= Karl Kälin =

Karl Kälin (7 June 1943 – 11 January 2023) was a Swiss Psychologist.

==Life==
Karl Kälin was born in Switzerland. He obtained his PhD in psychology form the University of Zurich.
He wrote several books on leadership and personnel development. His most successful books were Sich und andere führen which was co-authored by Peter Müri and Topschrott co-authored by Rolf Fink. Topschrott was a bestseller in Germany and Switzerland.
Furthermore, he developed the HR-Process Amexel/Xelex together with Rolf Fink. Amexel is based on systems theory and humanistic psychology.

== Works ==
- Karl Kälin: Populationsdichte und soziales Verhalten. Lang, Bern 1972.
- Karl Kälin, Peter Müri: Sich und andere führen: Psychologie für Führungskräfte.
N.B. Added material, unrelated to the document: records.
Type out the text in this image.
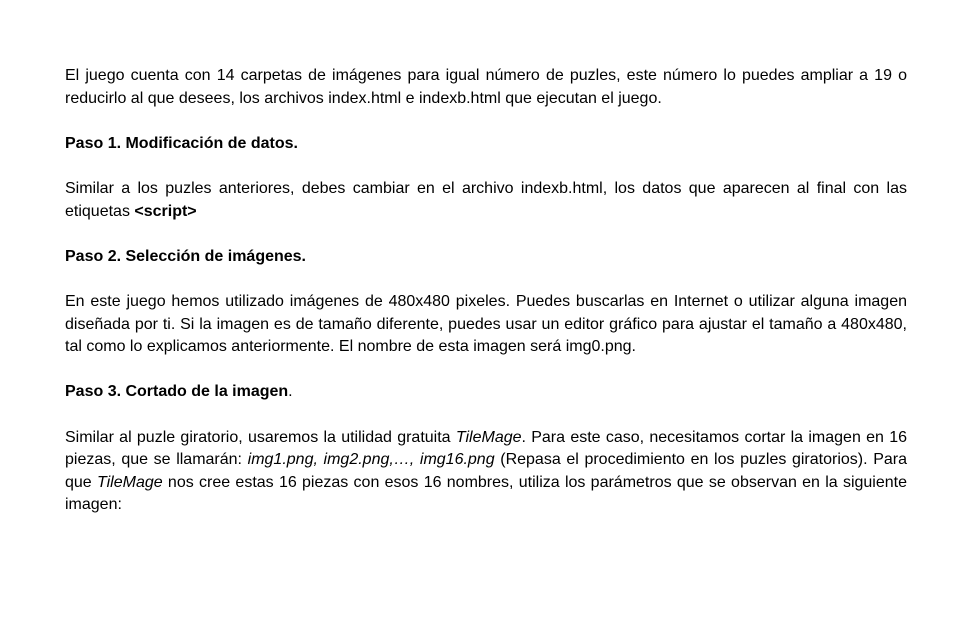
El juego cuenta con 14 carpetas de imágenes para igual número de puzles, este número lo puedes ampliar a 19 o reducirlo al que desees, los archivos index.html e indexb.html que ejecutan el juego.

Paso 1. Modificación de datos.

Similar a los puzles anteriores, debes cambiar en el archivo indexb.html, los datos que aparecen al final con las etiquetas <script>

Paso 2. Selección de imágenes.

En este juego hemos utilizado imágenes de 480x480 pixeles. Puedes buscarlas en Internet o utilizar alguna imagen diseñada por ti. Si la imagen es de tamaño diferente, puedes usar un editor gráfico para ajustar el tamaño a 480x480, tal como lo explicamos anteriormente. El nombre de esta imagen será img0.png.

Paso 3. Cortado de la imagen.

Similar al puzle giratorio, usaremos la utilidad gratuita TileMage. Para este caso, necesitamos cortar la imagen en 16 piezas, que se llamarán: img1.png, img2.png,…, img16.png (Repasa el procedimiento en los puzles giratorios). Para que TileMage nos cree estas 16 piezas con esos 16 nombres, utiliza los parámetros que se observan en la siguiente imagen:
Ott, Thun 1987, ISBN 3-7225-6642-8.
- Karl Kälin, Peter Müri (Hrsg.): Führen mit Kopf und Herz. Ott, Thun 1988, ISBN 3-7225-6643-6 (Psychologie für Führungskräfte und Mitarbeiter. Bd. 2).
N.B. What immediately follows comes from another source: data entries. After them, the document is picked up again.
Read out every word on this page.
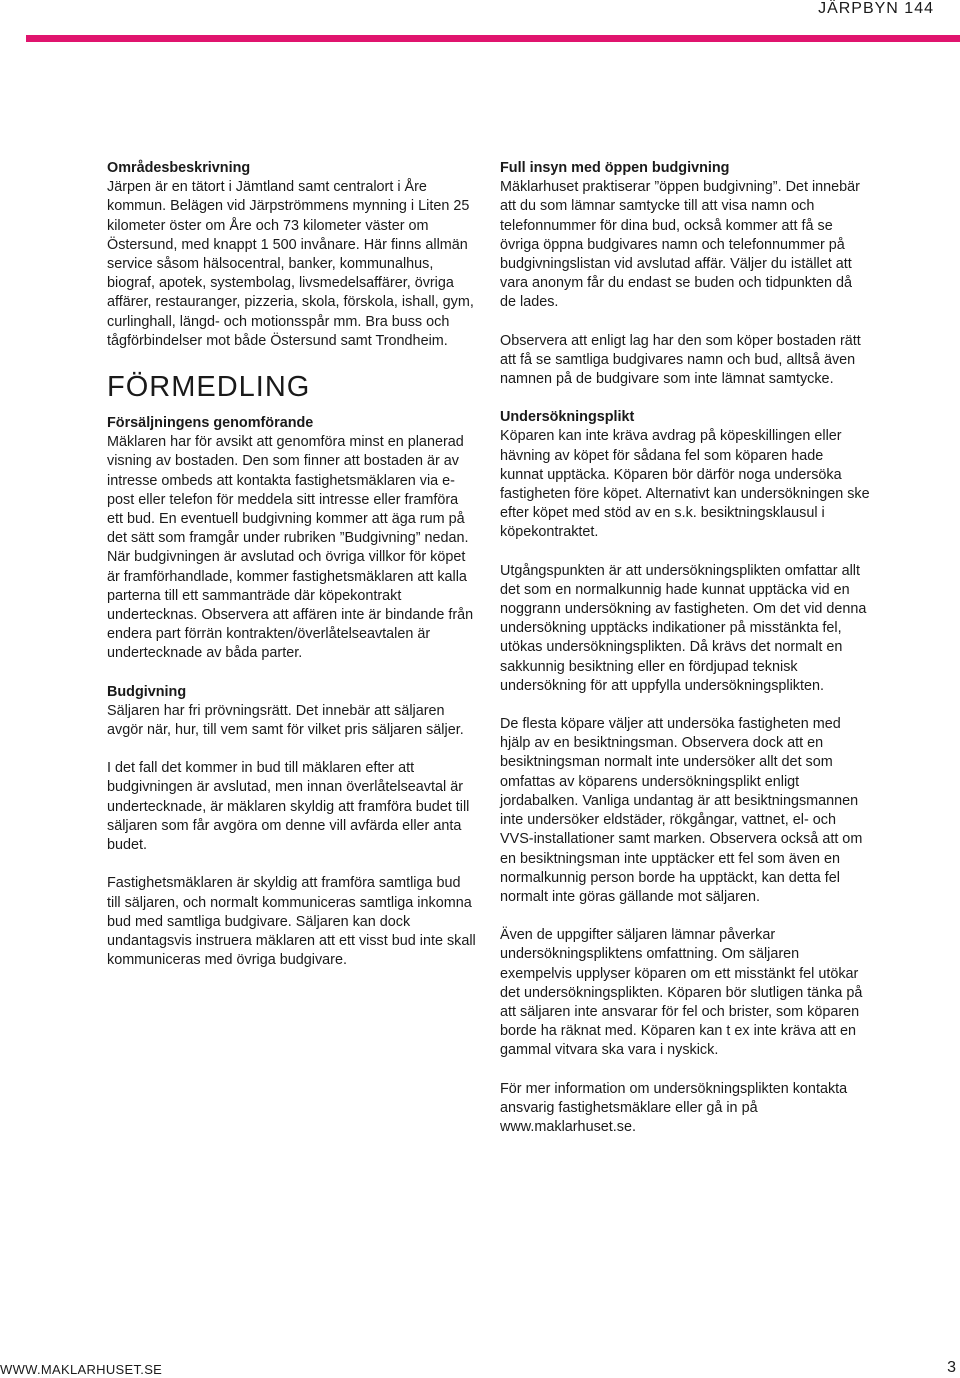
JÄRPBYN 144

Områdesbeskrivning
Järpen är en tätort i Jämtland samt centralort i Åre kommun. Belägen vid Järpströmmens mynning i Liten 25 kilometer öster om Åre och 73 kilometer väster om Östersund, med knappt 1 500 invånare. Här finns allmän service såsom hälsocentral, banker, kommunalhus, biograf, apotek, systembolag, livsmedelsaffärer, övriga affärer, restauranger, pizzeria, skola, förskola, ishall, gym, curlinghall, längd- och motionsspår mm. Bra buss och tågförbindelser mot både Östersund samt Trondheim.

FÖRMEDLING

Försäljningens genomförande
Mäklaren har för avsikt att genomföra minst en planerad visning av bostaden. Den som finner att bostaden är av intresse ombeds att kontakta fastighetsmäklaren via e-post eller telefon för meddela sitt intresse eller framföra ett bud. En eventuell budgivning kommer att äga rum på det sätt som framgår under rubriken ”Budgivning” nedan. När budgivningen är avslutad och övriga villkor för köpet är framförhandlade, kommer fastighetsmäklaren att kalla parterna till ett sammanträde där köpekontrakt undertecknas. Observera att affären inte är bindande från endera part förrän kontrakten/överlåtelseavtalen är undertecknade av båda parter.

Budgivning
Säljaren har fri prövningsrätt. Det innebär att säljaren avgör när, hur, till vem samt för vilket pris säljaren säljer.

I det fall det kommer in bud till mäklaren efter att budgivningen är avslutad, men innan överlåtelseavtal är undertecknade, är mäklaren skyldig att framföra budet till säljaren som får avgöra om denne vill avfärda eller anta budet.

Fastighetsmäklaren är skyldig att framföra samtliga bud till säljaren, och normalt kommuniceras samtliga inkomna bud med samtliga budgivare. Säljaren kan dock undantagsvis instruera mäklaren att ett visst bud inte skall kommuniceras med övriga budgivare.

Full insyn med öppen budgivning
Mäklarhuset praktiserar ”öppen budgivning”. Det innebär att du som lämnar samtycke till att visa namn och telefonnummer för dina bud, också kommer att få se övriga öppna budgivares namn och telefonnummer på budgivningslistan vid avslutad affär. Väljer du istället att vara anonym får du endast se buden och tidpunkten då de lades.

Observera att enligt lag har den som köper bostaden rätt att få se samtliga budgivares namn och bud, alltså även namnen på de budgivare som inte lämnat samtycke.

Undersökningsplikt
Köparen kan inte kräva avdrag på köpeskillingen eller hävning av köpet för sådana fel som köparen hade kunnat upptäcka. Köparen bör därför noga undersöka fastigheten före köpet. Alternativt kan undersökningen ske efter köpet med stöd av en s.k. besiktningsklausul i köpekontraktet.

Utgångspunkten är att undersökningsplikten omfattar allt det som en normalkunnig hade kunnat upptäcka vid en noggrann undersökning av fastigheten. Om det vid denna undersökning upptäcks indikationer på misstänkta fel, utökas undersökningsplikten. Då krävs det normalt en sakkunnig besiktning eller en fördjupad teknisk undersökning för att uppfylla undersökningsplikten.

De flesta köpare väljer att undersöka fastigheten med hjälp av en besiktningsman. Observera dock att en besiktningsman normalt inte undersöker allt det som omfattas av köparens undersökningsplikt enligt jordabalken. Vanliga undantag är att besiktningsmannen inte undersöker eldstäder, rökgångar, vattnet, el- och VVS-installationer samt marken. Observera också att om en besiktningsman inte upptäcker ett fel som även en normalkunnig person borde ha upptäckt, kan detta fel normalt inte göras gällande mot säljaren.

Även de uppgifter säljaren lämnar påverkar undersökningspliktens omfattning. Om säljaren exempelvis upplyser köparen om ett misstänkt fel utökar det undersökningsplikten. Köparen bör slutligen tänka på att säljaren inte ansvarar för fel och brister, som köparen borde ha räknat med. Köparen kan t ex inte kräva att en gammal vitvara ska vara i nyskick.

För mer information om undersökningsplikten kontakta ansvarig fastighetsmäklare eller gå in på www.maklarhuset.se.

WWW.MAKLARHUSET.SE	3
- Karl Kälin (Hrsg.) Captain oder Coach? Neue Wege im Management Ott, Thun 1995, ISBN 3-7225-6661-4.
- Karl Kälin, Elisabeth Michel-Alder und Silvia Schmid: Sich selbst managen: Die eigene Entwicklung im beruflichen und privaten Umfeld gestalten. Ott, Thun 1998, ISBN 3-7225-6680-0.
- Rolf Fink, Karl Kälin: Topschrott: Unwahres und Falsches zu Führung und Management. Orell Füssli, Zürich 2002, ISBN 3-280-05003-0.